Le déploiement des caméras mobiles au bénéfice des agents de la police nationale, de la gendarmerie nationale et des polices municipales a clairement démontré son utilité et son efficacité. Les caméras-piétons constituent un outil de pacification des relations entre les citoyens et les forces de l’ordre, ainsi qu’un outil de prévention des incidents.
La proposition de loi soumise à notre examen fait l’objet d’un large consensus. Toutefois, la commission des lois a souhaité mieux sécuriser les dispositifs proposés ; nous partageons son initiative.
Je ne reviendrai pas sur les diverses nouvelles rédactions qui ont déjà été évoquées par les précédents orateurs et, en particulier, par notre rapporteur Dany Wattebled, de manière très précise et exhaustive.
Saluons seulement le renforcement du respect de la vie privée et du secret médical, ainsi que le fait que certaines dispositions requièrent à la fois un décret en Conseil d’État et un avis motivé de la CNIL pour l’utilisation des données personnelles.
Saluons aussi la vigilance dont témoigne l’intégration au dispositif des sapeurs-pompiers de Paris et Marseille : du fait de leur statut, ils méritaient une approche singulière.
Par ailleurs, eu égard à la sensibilité des données susceptibles d’être collectées dans le cadre de ces enregistrements, un rôle particulier a été dévolu à la CNIL.
Enfin, le texte issu des travaux de la commission pérennise l’usage de caméras individuelles par les agents de la police municipale, dont l’expérimentation s’est achevée le 3 juin dernier ; c’est même son premier objet.
Au vu du rapport d’évaluation transmis au Parlement par le ministère de l’intérieur, le bilan de l’utilisation des caméras mobiles se montre largement positif : 391 communes ont participé à cette expérimentation, soit un chiffre assez significatif, qui correspond à l’utilisation de 2 325 caméras mobiles.
Les rapports sur l’utilisation des caméras transmis par ces communes au ministère de l’intérieur insistent essentiellement sur le caractère dissuasif du port de ces caméras par les agents des polices municipales. Elles permettent notamment de réduire l’agressivité de certains de nos concitoyens envers les policiers et revêtent, de fait, un caractère rassurant pour les agents de police.
Face à la fin de l’expérimentation, le 3 juin dernier, les communes éprouvaient une inquiétude légitime. Nous nous réjouissons donc que ce dispositif puisse être pérennisé par cette proposition de loi.

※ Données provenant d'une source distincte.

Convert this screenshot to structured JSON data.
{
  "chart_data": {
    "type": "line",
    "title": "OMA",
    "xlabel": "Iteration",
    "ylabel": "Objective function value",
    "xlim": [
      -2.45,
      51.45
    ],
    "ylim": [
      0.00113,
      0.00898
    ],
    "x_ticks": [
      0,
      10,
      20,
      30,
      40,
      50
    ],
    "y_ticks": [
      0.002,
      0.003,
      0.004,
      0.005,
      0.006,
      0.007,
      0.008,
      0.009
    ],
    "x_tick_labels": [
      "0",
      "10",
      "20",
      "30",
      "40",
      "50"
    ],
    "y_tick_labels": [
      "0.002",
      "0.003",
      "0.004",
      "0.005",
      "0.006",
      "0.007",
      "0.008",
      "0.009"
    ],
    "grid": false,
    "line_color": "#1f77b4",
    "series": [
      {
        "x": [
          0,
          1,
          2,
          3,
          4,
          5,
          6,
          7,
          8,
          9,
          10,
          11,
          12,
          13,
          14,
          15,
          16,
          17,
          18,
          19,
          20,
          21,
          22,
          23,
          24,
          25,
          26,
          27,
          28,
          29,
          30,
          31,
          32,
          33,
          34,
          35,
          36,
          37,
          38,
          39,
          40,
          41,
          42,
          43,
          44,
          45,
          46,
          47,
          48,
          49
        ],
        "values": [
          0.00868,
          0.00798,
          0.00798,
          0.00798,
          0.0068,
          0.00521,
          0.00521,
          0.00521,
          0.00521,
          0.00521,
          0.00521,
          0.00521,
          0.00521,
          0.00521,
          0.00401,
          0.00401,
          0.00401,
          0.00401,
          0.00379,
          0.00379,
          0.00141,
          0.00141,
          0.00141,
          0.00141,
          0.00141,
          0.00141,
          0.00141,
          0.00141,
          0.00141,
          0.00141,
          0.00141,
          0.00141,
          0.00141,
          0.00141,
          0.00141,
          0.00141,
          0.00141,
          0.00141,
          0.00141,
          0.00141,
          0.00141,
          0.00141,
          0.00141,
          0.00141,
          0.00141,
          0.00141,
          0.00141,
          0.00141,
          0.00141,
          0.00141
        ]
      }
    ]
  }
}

Le groupe La République En Marche soutient cette évolution, qui s’inscrit pleinement et efficacement dans la démarche de la police de sécurité au quotidien. (Applaudissements sur les travées du groupe La République En Marche, du groupe Les Indépendants – République et Territoires, du groupe du Rassemblement Démocratique et Social Européen et du groupe Union Centriste.)